You take your set $S$, encode it as a polynomial $s(x)$, and encrypt each coefficient under the Paillier public key, and send the resulting encrypted polynomial to your friend. Your friend takes his set $T$, encodes it as a polynomial $t(x)$, encrypt each coefficient under the Paillier public key, and send the resulting encrypted polynomial to you. You jointly generate random polynomials $q(x),r(x)$ (there are known ways to do this). Then, using the additively homomorphic properties of Paillier encryption, you can both compute an encrypted form of the polynomial $u(x) = q(x)s(x) + r(x)t(x)$, where you get the encrypted value of each coefficient of $u(x)$. You each share the value of $u(x)$ you got with the other person.
For each element $a$ of your set $S$, you evaluate the encrypted polynomial at $a$, thus learning the encryption of $u(a)$, call it $E(u(a))$ (the additively homomorphic properties of Paillier encryption allow you to do this), and then you pick a random non-zero value $c$ and multiply to get $E(c*u(a))$. You do this separately for each element of your set, so you get $|S|$ encrypted values, you shuffle them, and send them to your friend. Your friend does the same with his set and sends you a shuffled set of $|T|$ encrypted values.
In the running example, you'd learn the encryption of $u(3)$, $u(5)$, and $u(17)$, you'd pick random non-zero values, say $8$, $2$, $5$, and you'd share $E(8\cdot u(3))$, $E(2\cdot u(5))$, and $E(5 \cdot u(17))$ with your friend in random order. In this case $u(3)=-50904$, $u(5)=152880$, $u(17)=0$, so you'd be sharing $E(8\cdot-50904)$, $E(2\cdot152880)$, and $E(0)$, in random order. Your friend would do something similar with his set.

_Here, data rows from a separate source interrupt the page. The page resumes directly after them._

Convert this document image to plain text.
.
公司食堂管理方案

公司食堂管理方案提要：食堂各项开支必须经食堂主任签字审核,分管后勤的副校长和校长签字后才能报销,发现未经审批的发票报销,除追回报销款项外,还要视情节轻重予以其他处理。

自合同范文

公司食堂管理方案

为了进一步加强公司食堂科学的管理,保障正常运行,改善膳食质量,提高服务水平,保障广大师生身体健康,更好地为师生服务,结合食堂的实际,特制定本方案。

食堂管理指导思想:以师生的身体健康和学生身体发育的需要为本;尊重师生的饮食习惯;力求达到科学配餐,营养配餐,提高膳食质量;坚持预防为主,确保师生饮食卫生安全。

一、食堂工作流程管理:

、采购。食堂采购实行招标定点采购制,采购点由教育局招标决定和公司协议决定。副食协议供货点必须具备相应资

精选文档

Finally, you and your friend jointly decrypt the encrypted values you've shared with each other, using the shared private key. You count how many zeros you see in the decrypted values your friend sent you. Your friend counts how many zeros are present in the decrypted values you sent him. This is the number of values you had in common, i.e., the cardinality of $|S \cap T|$.

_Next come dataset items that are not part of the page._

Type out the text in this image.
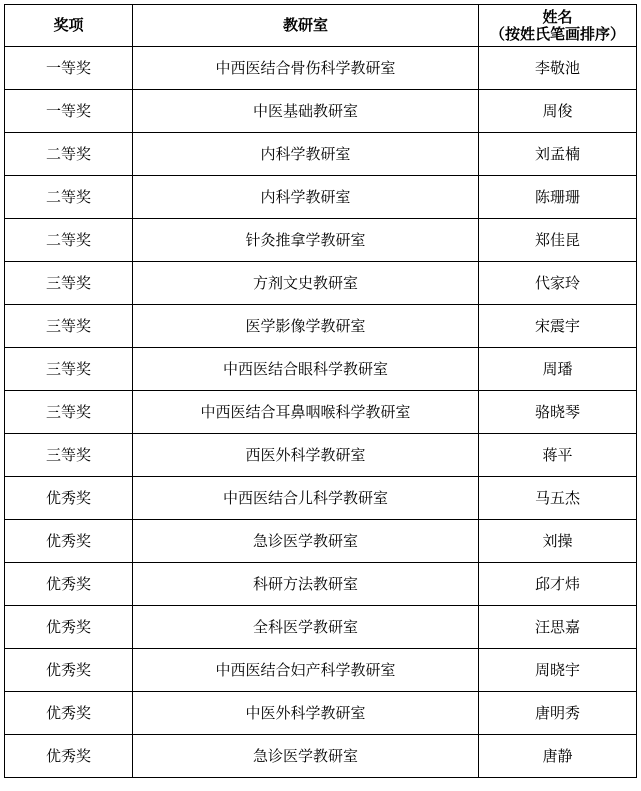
奖项	教研室	姓名
（按姓氏笔画排序）

一等奖	中西医结合骨伤科学教研室	李敬池
一等奖	中医基础教研室	周俊
二等奖	内科学教研室	刘孟楠
二等奖	内科学教研室	陈珊珊
二等奖	针灸推拿学教研室	郑佳昆
三等奖	方剂文史教研室	代家玲
三等奖	医学影像学教研室	宋震宇
三等奖	中西医结合眼科学教研室	周璠
三等奖	中西医结合耳鼻咽喉科学教研室	骆晓琴
三等奖	西医外科学教研室	蒋平
优秀奖	中西医结合儿科学教研室	马五杰
优秀奖	急诊医学教研室	刘操
优秀奖	科研方法教研室	邱才炜
优秀奖	全科医学教研室	汪思嘉
优秀奖	中西医结合妇产科学教研室	周晓宇
优秀奖	中医外科学教研室	唐明秀
优秀奖	急诊医学教研室	唐静
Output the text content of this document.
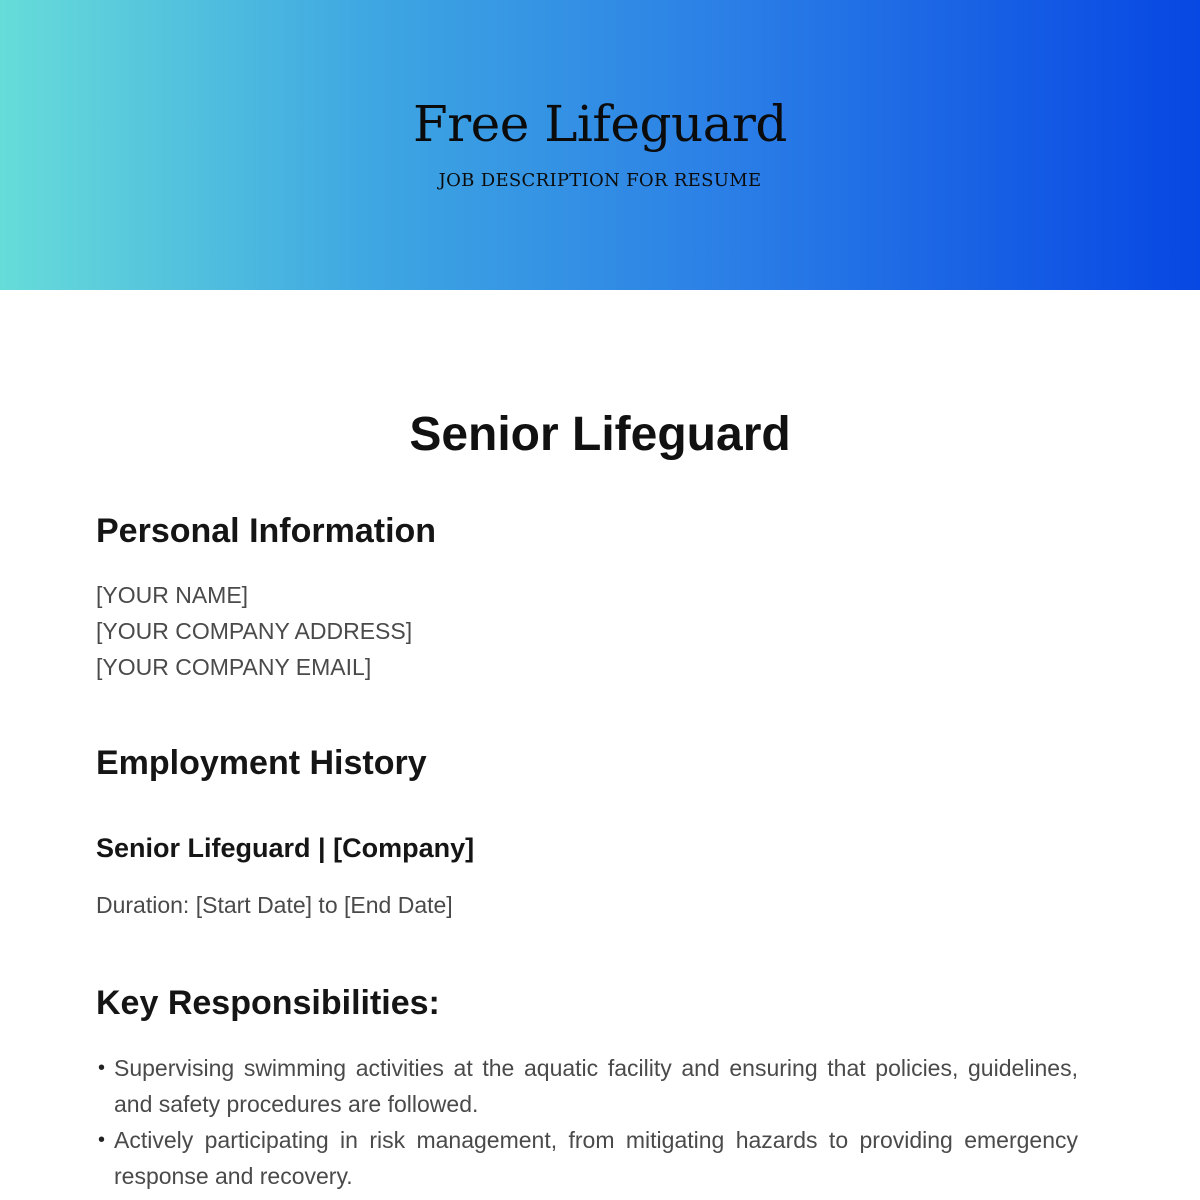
Free Lifeguard
JOB DESCRIPTION FOR RESUME
Senior Lifeguard
Personal Information
[YOUR NAME]
[YOUR COMPANY ADDRESS]
[YOUR COMPANY EMAIL]
Employment History
Senior Lifeguard | [Company]
Duration: [Start Date] to [End Date]
Key Responsibilities:
• Supervising swimming activities at the aquatic facility and ensuring that policies, guidelines, and safety procedures are followed.
• Actively participating in risk management, from mitigating hazards to providing emergency response and recovery.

I've introduced some simplifications (e.g., all computations have to be done in an appropriate group, and many others). Please don't try to implement based upon this description alone. See Kissner and Song's paper for the full details. You might also look into the subsequent literature; there have been some follow-on papers that claim to improve their scheme to get better performance, though I'm not familiar with all the details. Also, in a real implementation, you'd need to add some zero-knowledge proofs at each step, to prove that each participant correctly performed their own computation (i.e., to lift from the honest-but-curious model to the malicious model). There has been follow-on research on that problem as well.
Summary. As you can see, this gets highly technical -- but the bottom line is that this problem has been studied in detail before, and there exist clever, beautiful, efficient solutions to it.